What you get for $2/1M input tokens:
- The most reliable function-calling implementation in class
- Guaranteed schema adherence via Structured Outputs
- 128k context window suitable for nearly all production use cases
- Best-in-class HumanEval coding performance at this price tier
- Multimodal vision at no extra cost
- A mature ecosystem — LangChain, LlamaIndex, AutoGPT, Semantic Kernel all have first-class GPT-5.5 support
The trade-offs are clear: If you need mathematical reasoning at the frontier, o3 is worth the 5x premium.
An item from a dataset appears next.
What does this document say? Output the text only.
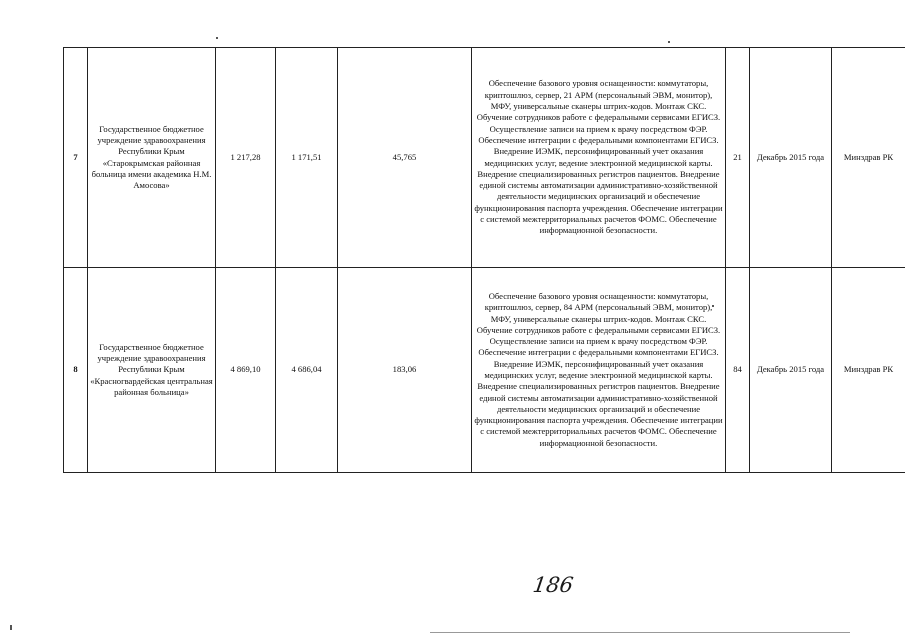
7	Государственное бюджетное учреждение здравоохранения Республики Крым «Старокрымская районная больница имени академика Н.М. Амосова»	1 217,28	1 171,51	45,765	Обеспечение базового уровня оснащенности: коммутаторы, криптошлюз, сервер, 21 АРМ (персональный ЭВМ, монитор), МФУ, универсальные сканеры штрих-кодов. Монтаж СКС. Обучение сотрудников работе с федеральными сервисами ЕГИСЗ. Осуществление записи на прием к врачу посредством ФЭР. Обеспечение интеграции с федеральными компонентами ЕГИСЗ. Внедрение ИЭМК, персонифицированный учет оказания медицинских услуг, ведение электронной медицинской карты. Внедрение специализированных регистров пациентов. Внедрение единой системы автоматизации административно-хозяйственной деятельности медицинских организаций и обеспечение функционирования паспорта учреждения. Обеспечение интеграции с системой межтерриториальных расчетов ФОМС. Обеспечение информационной безопасности.	21	Декабрь 2015 года	Минздрав РК
8	Государственное бюджетное учреждение здравоохранения Республики Крым «Красногвардейская центральная районная больница»	4 869,10	4 686,04	183,06	Обеспечение базового уровня оснащенности: коммутаторы, криптошлюз, сервер, 84 АРМ (персональный ЭВМ, монитор), МФУ, универсальные сканеры штрих-кодов. Монтаж СКС. Обучение сотрудников работе с федеральными сервисами ЕГИСЗ. Осуществление записи на прием к врачу посредством ФЭР. Обеспечение интеграции с федеральными компонентами ЕГИСЗ. Внедрение ИЭМК, персонифицированный учет оказания медицинских услуг, ведение электронной медицинской карты. Внедрение специализированных регистров пациентов. Внедрение единой системы автоматизации административно-хозяйственной деятельности медицинских организаций и обеспечение функционирования паспорта учреждения. Обеспечение интеграции с системой межтерриториальных расчетов ФОМС. Обеспечение информационной безопасности.	84	Декабрь 2015 года	Минздрав РК
186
If you need the largest context window with the best long-document retrieval, Claude Sonnet 4.6 200k is worth considering. If you are running high-volume simple tasks, GPT-4o at $0.50/1M input is four times cheaper.
But for the developer building a real product — a code assistant, a customer support agent, a document intelligence pipeline, a multi-tool AI workflow — GPT-5.5 is the model to start with and the benchmark to beat.
Rating: 4.5 / 5 — Deducted half a point for cost relative to GPT-4o (the upgrade decision requires careful task analysis) and for the lack of native video understanding.
Target Audience
Ideal for: Complex code generation, structured extraction, high-value segmentation logic, and user-facing agents that need sub-2s time-to-first-token.